Over the past few years in Europe, anti-immigration groups have been trying to strike an alliance with greens in an attempt to reach a broader audience. So, for instance, in Britain, the ultra-right BNP has started arguing that immigration leads to greater sprawl and congestion and over-consumption. In Austria, the Jörg Haider-founded BZÖ party combines support for stringent border restrictions with an interest in organic farming and heavy pollution taxes. These parties haven't wooed many environmentalists, but that hasn't stopped them from trying.
And what about in the United States? It turns out that a few nativist groups have tried to go the green route here, too. As a recent report from the Southern Poverty Law Center notes, a number of right-wing groups have launched a new organization called Progressives for Immigration Reform, running ads in liberal publications, blaming immigrations for urban sprawl, overconsumption, and a whole host of planetary ills. "Time and again," the SPLC report notes, "they have suggested that immigration is the most important issue for conservationists."
Such efforts are hardly new. Ever since the 1960s, nativists have been trying to convert environmentalists to their cause.
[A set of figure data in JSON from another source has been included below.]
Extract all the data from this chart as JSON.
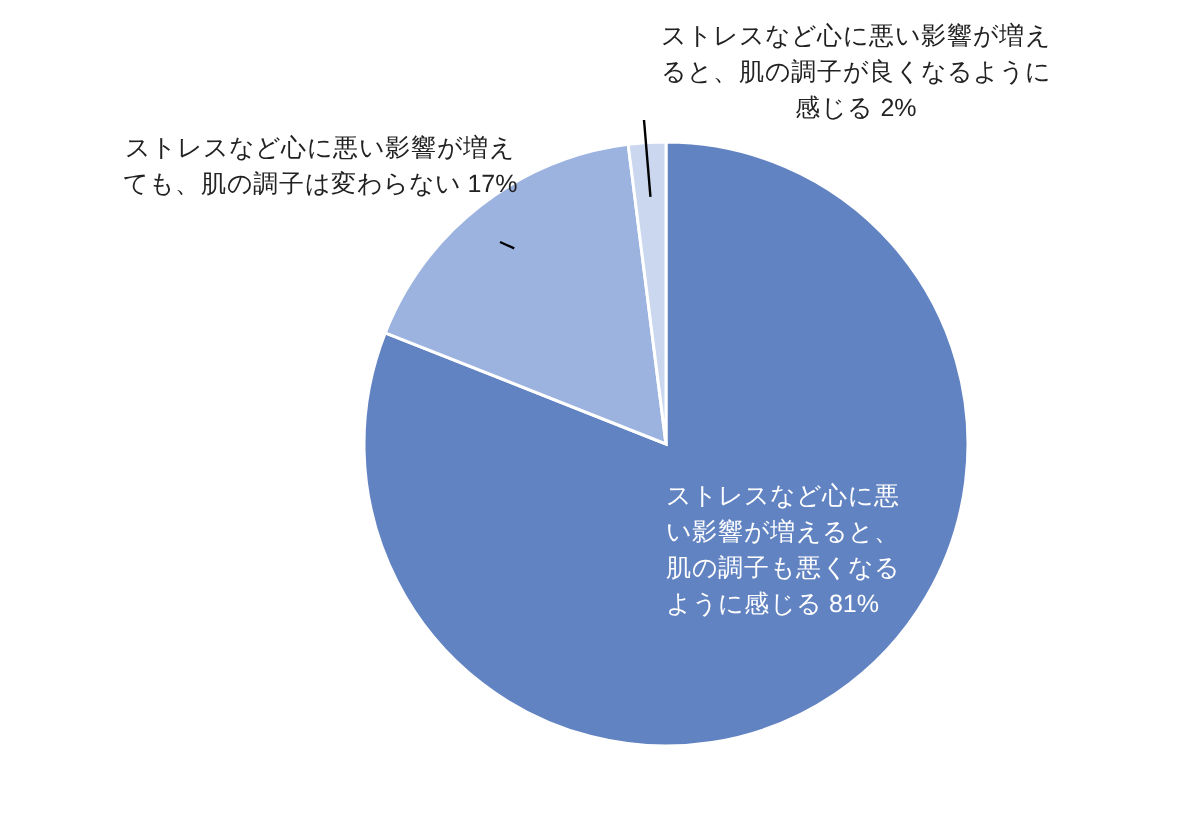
{
  "chart_data": {
    "type": "pie",
    "categories": [
      "ストレスなど心に悪い影響が増えると、肌の調子も悪くなるように感じる",
      "ストレスなど心に悪い影響が増えても、肌の調子は変わらない",
      "ストレスなど心に悪い影響が増えると、肌の調子が良くなるように感じる"
    ],
    "values": [
      81,
      17,
      2
    ],
    "value_labels": [
      "81%",
      "17%",
      "2%"
    ],
    "colors": [
      "#6283c2",
      "#9cb3e0",
      "#cad7ee"
    ]
  }
}
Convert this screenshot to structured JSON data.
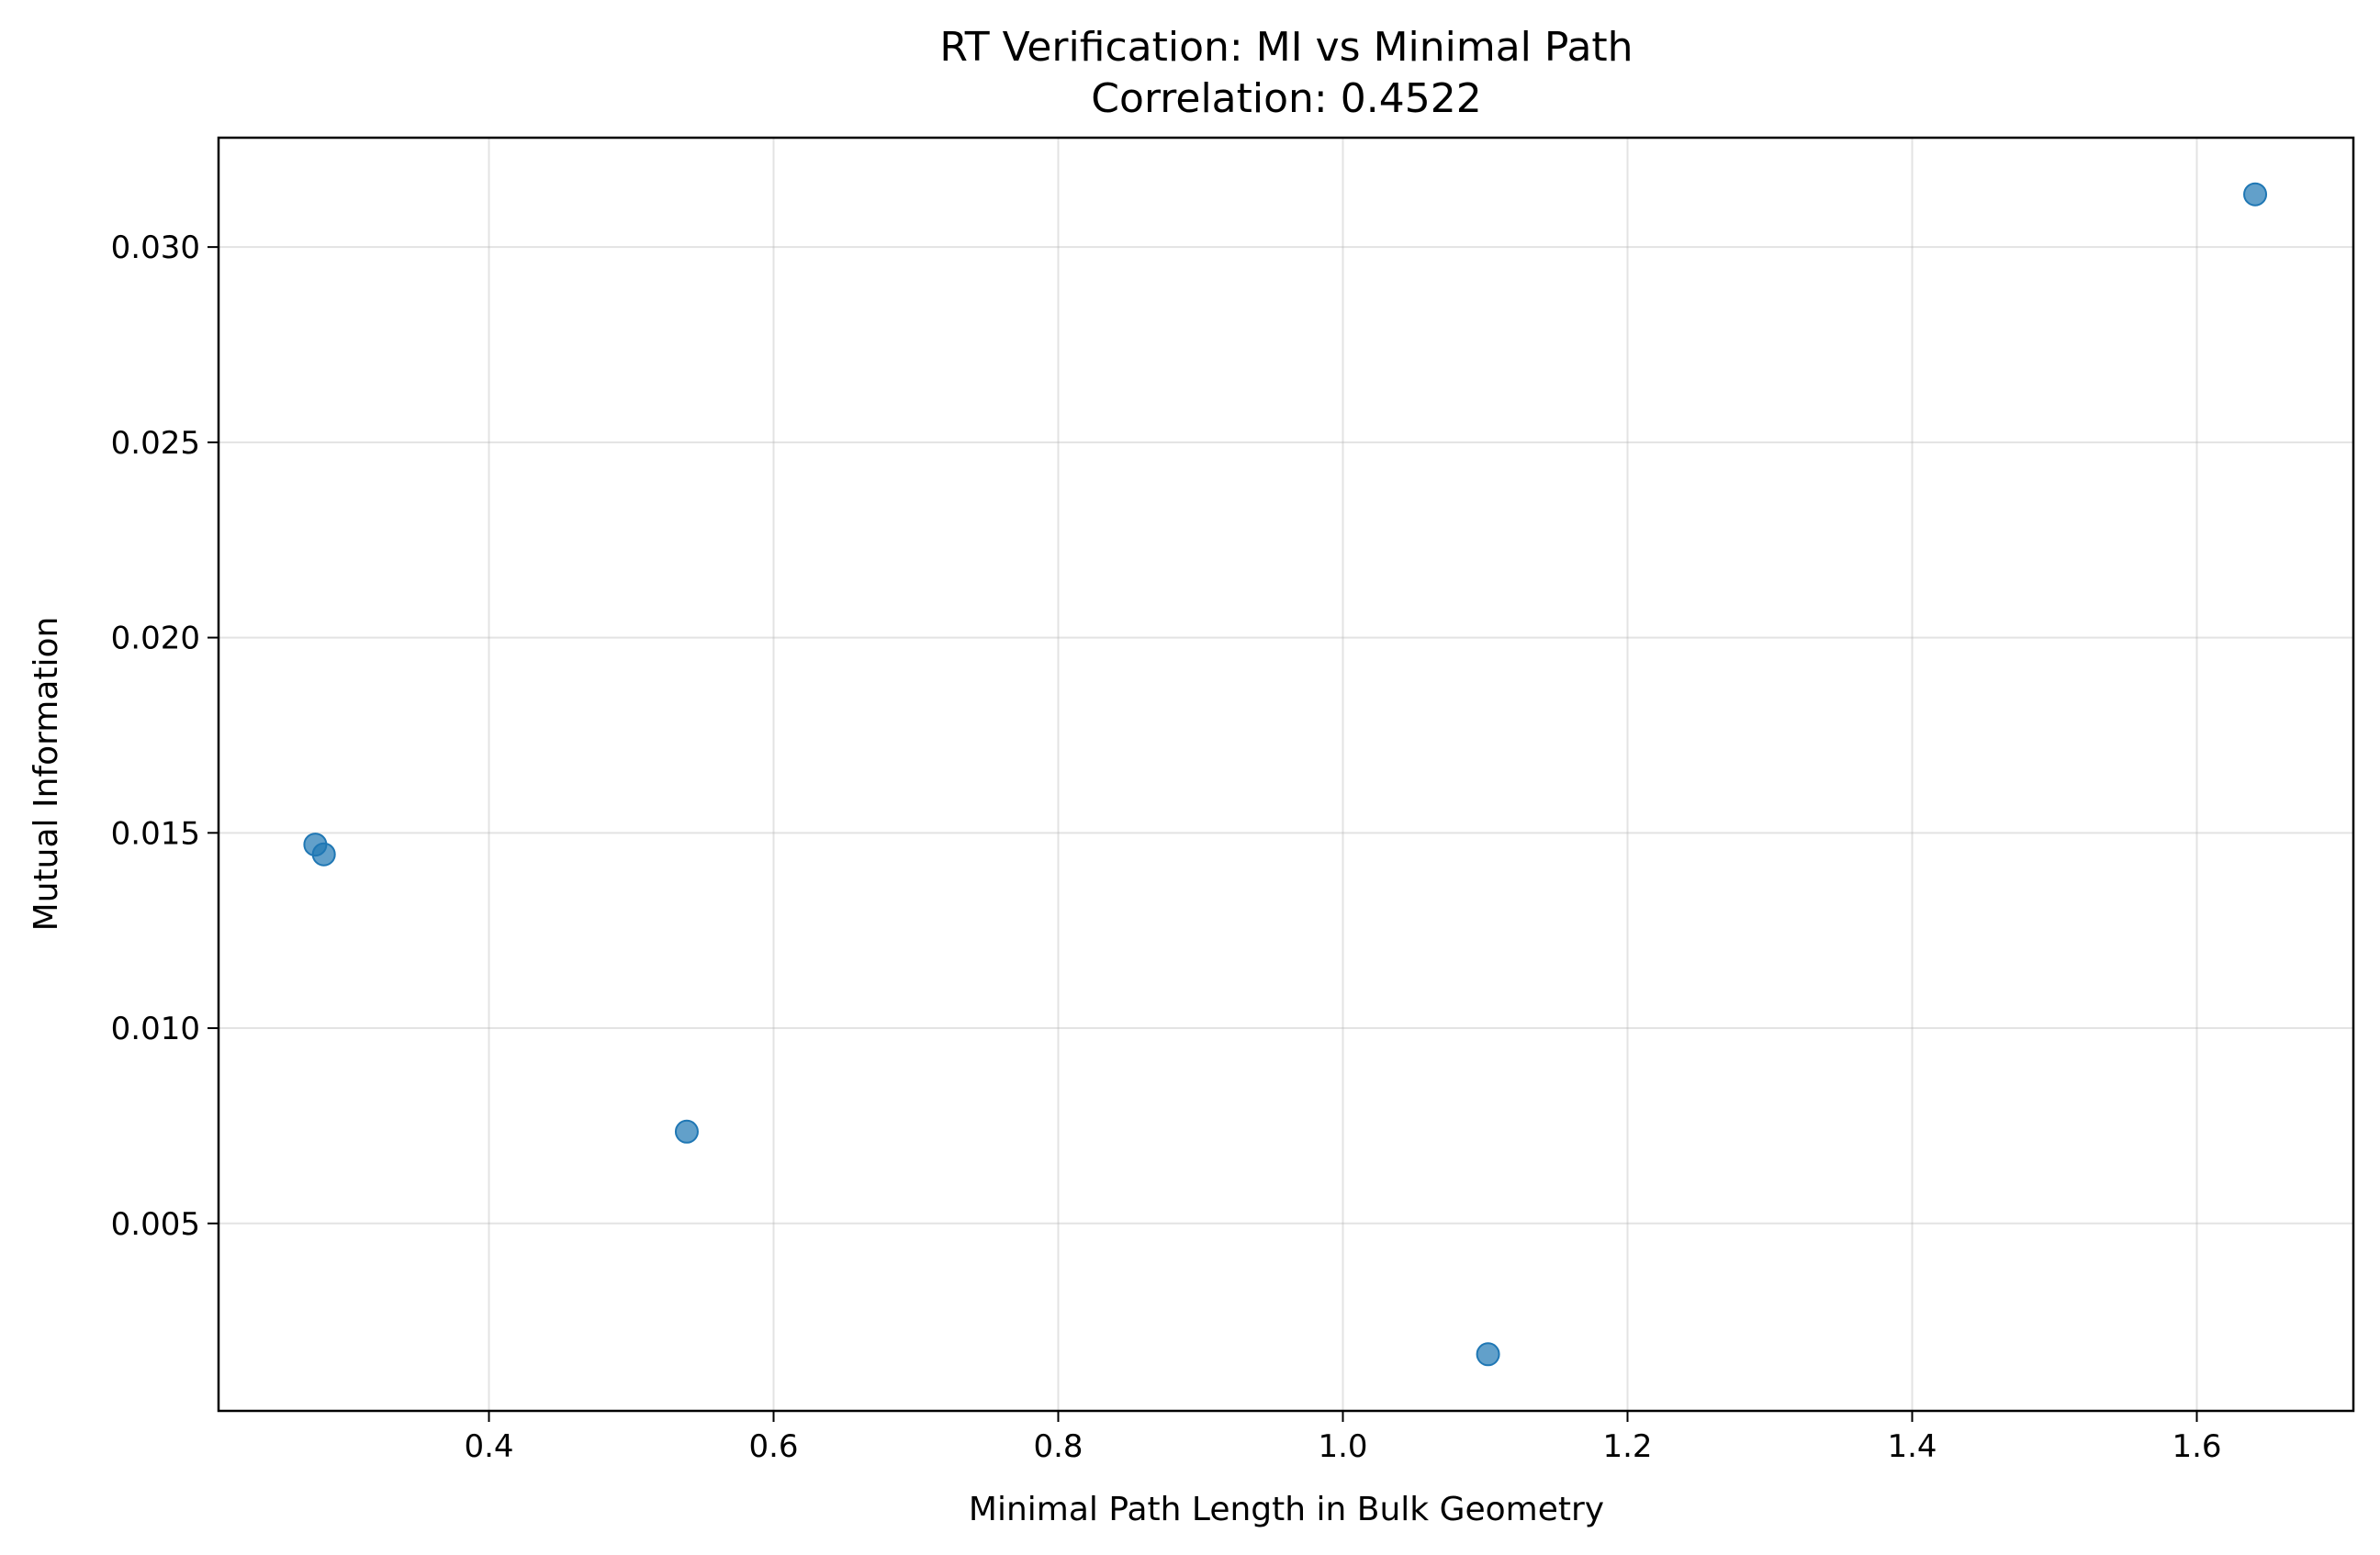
{
  "chart_data": {
    "type": "scatter",
    "title": "RT Verification: MI vs Minimal Path",
    "subtitle": "Correlation: 0.4522",
    "xlabel": "Minimal Path Length in Bulk Geometry",
    "ylabel": "Mutual Information",
    "xlim": [
      0.21,
      1.71
    ],
    "ylim": [
      0.0002,
      0.0328
    ],
    "xticks": [
      0.4,
      0.6,
      0.8,
      1.0,
      1.2,
      1.4,
      1.6
    ],
    "xtick_labels": [
      "0.4",
      "0.6",
      "0.8",
      "1.0",
      "1.2",
      "1.4",
      "1.6"
    ],
    "yticks": [
      0.005,
      0.01,
      0.015,
      0.02,
      0.025,
      0.03
    ],
    "ytick_labels": [
      "0.005",
      "0.010",
      "0.015",
      "0.020",
      "0.025",
      "0.030"
    ],
    "grid": true,
    "marker_color": "#1f77b4",
    "points": [
      {
        "x": 0.278,
        "y": 0.0147
      },
      {
        "x": 0.284,
        "y": 0.01445
      },
      {
        "x": 0.539,
        "y": 0.00735
      },
      {
        "x": 1.102,
        "y": 0.00165
      },
      {
        "x": 1.641,
        "y": 0.03135
      }
    ]
  }
}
And, back then, it's true, a number of green leaders did endorse the idea that population needed to be stabilized and immigration curtailed. But the vast majority of mainstream environmentalists soon moved away from this idea, especially during the late 1980s, when new demographic projections made it clear that the global population rate was stabilizing—not least because, as countries get richer, fertility rates drop. Even Paul Ehrlich, who wrote The Population Bomb in 1968, eventually backed off his restrictionist stance.
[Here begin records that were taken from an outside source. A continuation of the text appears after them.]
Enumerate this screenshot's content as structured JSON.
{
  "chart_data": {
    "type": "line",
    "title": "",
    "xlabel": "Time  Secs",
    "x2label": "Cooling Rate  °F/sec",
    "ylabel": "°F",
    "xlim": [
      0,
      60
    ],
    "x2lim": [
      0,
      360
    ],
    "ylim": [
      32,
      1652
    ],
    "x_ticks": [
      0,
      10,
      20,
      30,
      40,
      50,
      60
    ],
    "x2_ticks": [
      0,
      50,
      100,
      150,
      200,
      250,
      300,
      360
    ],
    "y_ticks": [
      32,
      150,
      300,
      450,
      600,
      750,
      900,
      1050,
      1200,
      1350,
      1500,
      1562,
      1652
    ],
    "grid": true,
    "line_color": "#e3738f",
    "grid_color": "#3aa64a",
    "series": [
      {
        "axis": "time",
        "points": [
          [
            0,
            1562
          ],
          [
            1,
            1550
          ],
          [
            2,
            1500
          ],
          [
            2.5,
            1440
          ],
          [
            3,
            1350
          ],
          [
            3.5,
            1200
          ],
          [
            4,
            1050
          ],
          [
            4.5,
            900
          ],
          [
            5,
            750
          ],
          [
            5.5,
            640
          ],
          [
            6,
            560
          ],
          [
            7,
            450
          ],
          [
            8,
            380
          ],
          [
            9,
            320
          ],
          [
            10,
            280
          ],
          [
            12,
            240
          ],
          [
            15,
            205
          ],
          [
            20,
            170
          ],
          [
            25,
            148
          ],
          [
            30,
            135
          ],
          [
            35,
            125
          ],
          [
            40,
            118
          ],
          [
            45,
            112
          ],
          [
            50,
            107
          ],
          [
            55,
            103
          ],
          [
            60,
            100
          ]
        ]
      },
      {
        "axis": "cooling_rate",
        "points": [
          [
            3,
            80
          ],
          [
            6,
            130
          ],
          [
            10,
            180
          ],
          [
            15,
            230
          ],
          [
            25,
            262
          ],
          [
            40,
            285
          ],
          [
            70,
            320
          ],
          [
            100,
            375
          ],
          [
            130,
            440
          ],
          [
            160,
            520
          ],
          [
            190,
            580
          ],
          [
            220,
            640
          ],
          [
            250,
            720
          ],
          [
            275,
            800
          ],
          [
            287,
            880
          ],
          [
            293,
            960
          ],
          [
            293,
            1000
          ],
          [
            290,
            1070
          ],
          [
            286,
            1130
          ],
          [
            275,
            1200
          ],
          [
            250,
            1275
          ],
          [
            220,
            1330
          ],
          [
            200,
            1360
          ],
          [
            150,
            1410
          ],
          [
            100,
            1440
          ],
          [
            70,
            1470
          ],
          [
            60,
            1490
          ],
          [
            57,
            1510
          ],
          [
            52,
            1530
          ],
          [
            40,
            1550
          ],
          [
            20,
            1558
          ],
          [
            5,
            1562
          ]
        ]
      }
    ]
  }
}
That just meant nativist groups had to resort to infiltration. In 1986, a white nationalist named John Tanton, who had helped seed a number of anti-immigration groups, wrote a memo suggesting that taking over the Sierra Club would be an especially worthwhile endeavor. "The Sierra Club may not want to touch the immigration issue," he wrote, "but the immigration issue is going to touch the Sierra Club!" Tanton's allies helped form the Sierrans for U.S. Population Stabilization (SUSPS), a group that worked to try to budge the club out of its studiously neutral stance on immigration. SUSPS lost a key 1996 vote on the issue, and have since been active in putting forward board members—although they keep losing by wide margins. (See this report by the Center for New Community for an overview.)
Today, the torch is being carried on by Progressives for Immigration Reform, an outfit funded by Roy Beck, a prominent anti-immigration advocate. Beck's various side projects have tried to enlist greens—in 2008, during the summer of $4 gas, they ran ads in The Nation and The New York Times arguing that reducing immigration could reduce the threat of rising fuel prices. One irony, as the SPLC report notes, is that Beck also has a habit of funding a variety of anti-green causes. He's given $444,150 to NewsMax, for instance, a fringe site that denies, among other things, the existence of global warming and the ecological harm done by DDT.No wonder enviros aren't flocking to his side.
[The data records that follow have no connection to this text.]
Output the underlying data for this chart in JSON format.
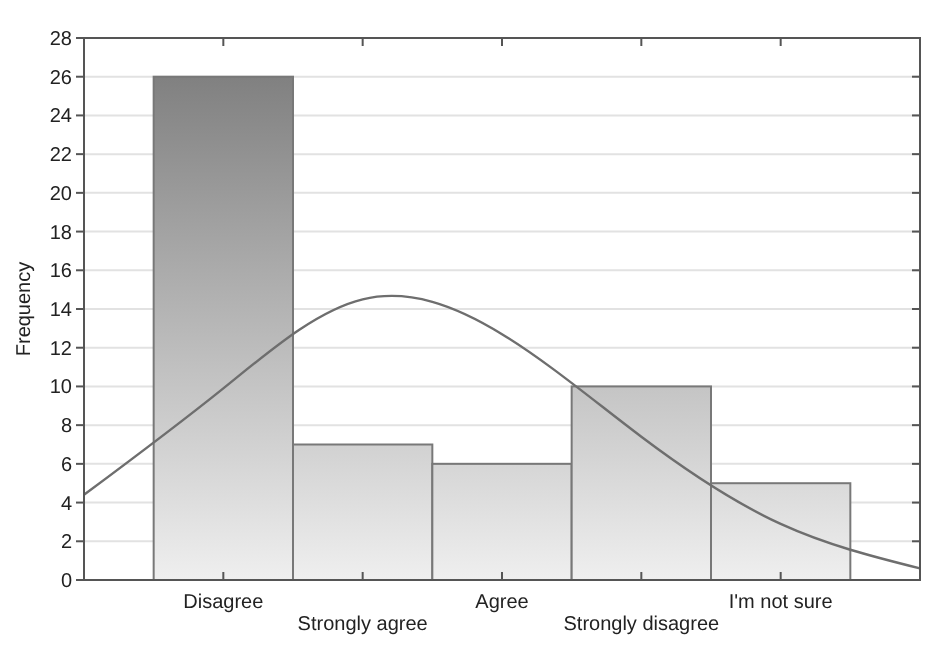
{
  "chart_data": {
    "type": "bar",
    "ylabel": "Frequency",
    "categories": [
      null,
      "Disagree",
      "Strongly agree",
      "Agree",
      "Strongly disagree",
      "I'm not sure",
      null
    ],
    "values": [
      null,
      26,
      7,
      6,
      10,
      5,
      null
    ],
    "color": "#787878",
    "series": [
      {
        "type": "line",
        "color": "#6e6e6e",
        "values": [
          4.4,
          9.9,
          14.5,
          12.7,
          7.4,
          2.9,
          0.6
        ]
      }
    ],
    "ylim": [
      0,
      28
    ],
    "yticks": [
      0,
      2,
      4,
      6,
      8,
      10,
      12,
      14,
      16,
      18,
      20,
      22,
      24,
      26,
      28
    ],
    "grid": "y",
    "marker": "none",
    "line_style": "solid"
  }
}
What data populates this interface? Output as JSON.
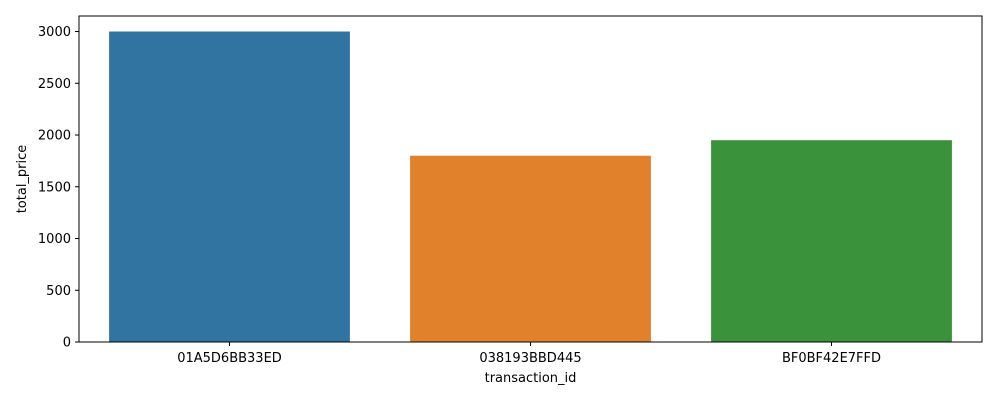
{
  "chart_data": {
    "type": "bar",
    "xlabel": "transaction_id",
    "ylabel": "total_price",
    "categories": [
      "01A5D6BB33ED",
      "038193BBD445",
      "BF0BF42E7FFD"
    ],
    "values": [
      3000,
      1800,
      1950
    ],
    "colors": [
      "#3274a1",
      "#e1812c",
      "#3a923a"
    ],
    "ylim": [
      0,
      3150
    ],
    "yticks": [
      0,
      500,
      1000,
      1500,
      2000,
      2500,
      3000
    ],
    "grid": false,
    "legend": false
  }
}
Ultimately, though, it seems like nativist groups are never going to link up with greens because they have completely different takes on the major environmental problems facing the world today. Very few green groups believe that climate change can only be solved by keeping people poor—the conventional wisdom among enviros is that technology can help us decarbonize and get richer at the same time. And if that's the case, then immigration is all to the good. It's mainly the right that insists that climate mitigation is only possible if people are forced into prolonged poverty. They're just two incompatible ways of seeing the world.